You know the type. It’s a required prerequisite for multiple majors so you log onto the first class, and there’s at least 200 people on Zoom. Then, before the professor even starts talking, random messages start flooding the chat. From, “Oh, have you seen the Gamestop stocks?” to “Who plays Assassin’s Creed?”, what feels like a million completely off-topic messages pop up, one after another, like an avalanche of class distractions. Even worse, some students — emboldened by the screaming chatbox — find the gall to unmute while the professor is in the middle of a sentence and ask questions clearly outside the scope of the lecture or that the professor is two slides away from answering.
Hey, maybe it’s just a freshman thing.
But probably not.
I think the rude people in class are less out of touch with social norms and more just unaware of Zoom etiquette. For starters, the expectation that questions should be saved for the end of lecture or office hours is a new concept to most of us. It’s not how high school classes tend to operate. Beyond that, having 200 people in a class with parallel streams of communication is totally new, and it allows people to chat away while still paying attention to the lecture. It might not even occur to some as disrespectful.
Even though it seems obvious how people should behave online, it’s clearly not. Unsurprisingly, there are larger impacts than just annoying chat boxes in class. The suicide rate for teenagers and young adults is rising, which can be partly connected to social media. This isn’t to say that technology is terrible and we should stop using it, but young people in particular have an unhealthy way of communicating online.
But schools can set students up to digitally interact adeptly, instead of disastrously.
I remember in elementary school, the librarian gave my entire class a talk about internet safety. Most of the things we learned were common sense: don’t use your real name on sketchy websites, don’t post inappropriate pictures of yourself, don’t bully people. But there were three important lessons that I think maybe aren’t so obvious today.

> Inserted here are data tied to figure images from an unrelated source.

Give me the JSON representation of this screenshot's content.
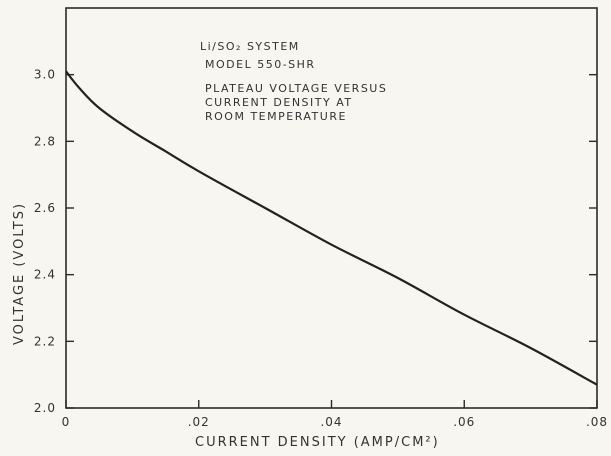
{
  "chart_data": {
    "type": "line",
    "title": "",
    "xlabel": "CURRENT DENSITY (AMP/CM²)",
    "ylabel": "VOLTAGE (VOLTS)",
    "xlim": [
      0,
      0.08
    ],
    "ylim": [
      2.0,
      3.2
    ],
    "x_ticks": [
      0,
      0.02,
      0.04,
      0.06,
      0.08
    ],
    "x_tick_labels": [
      "0",
      ".02",
      ".04",
      ".06",
      ".08"
    ],
    "y_ticks": [
      2.0,
      2.2,
      2.4,
      2.6,
      2.8,
      3.0
    ],
    "y_tick_labels": [
      "2.0",
      "2.2",
      "2.4",
      "2.6",
      "2.8",
      "3.0"
    ],
    "grid": false,
    "annotations": [
      "Li/SO₂ SYSTEM",
      "MODEL 550-SHR",
      "PLATEAU VOLTAGE VERSUS",
      "CURRENT DENSITY AT",
      "ROOM TEMPERATURE"
    ],
    "series": [
      {
        "x": [
          0,
          0.002,
          0.005,
          0.01,
          0.015,
          0.02,
          0.03,
          0.04,
          0.05,
          0.06,
          0.07,
          0.08
        ],
        "values": [
          3.01,
          2.96,
          2.9,
          2.83,
          2.77,
          2.71,
          2.6,
          2.49,
          2.39,
          2.28,
          2.18,
          2.07
        ]
      }
    ]
  },
  "colors": {
    "background": "#f7f6f1",
    "ink": "#2b2b2b"
  }
}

First, nothing digital ever goes away. This is pretty clear with social media, as politicians’ old Facebook posts have shown, but the same applies to emails, GroupMe and Zoom chats. Even if data files are seemingly wiped away, they’re likely still stored somewhere in your computer’s hard drive. As long as the information exists, it’s accessible.
Second, it’s much harder to be polite over text. In face-to-face conversations, body language and tone go a long way, but all of that is gone when reading emails or texts. We’re used to knowing how to act in-person, but what is courtesy when our implicit communication is missing?
Third, your value is much more than how you communicate on the internet. As was demonstrated by the Capitol insurrection, it’s dangerous to tie your self-worth to an internet persona or community. Beyond that, we should strive for unflappable resilience when people are rude or offensive.
Digital communication will continue to become an inextricable part of our lives. It’s important that we learn how to express ourselves clearly and conduct ourselves with dignity and respect for others through all mediums. As our lives become more and more digital, schools and universities should be a place for students to learn about digital etiquette, just as they are an environment to pick up social and professional behavior.
We don’t need a full class on how to behave appropriately in digital spaces, but clearly this is behavior that students are not picking up on their own. Schools must be conscious and clear about how students should act. As younger kids start to use technology, the earlier schools should teach these lessons.
Even so, it can’t hurt for a brush up on what should be common sense at this point. Zoom class is already pretty painful — we don’t need crazy chat boxes and students who talk over professors to make it worse.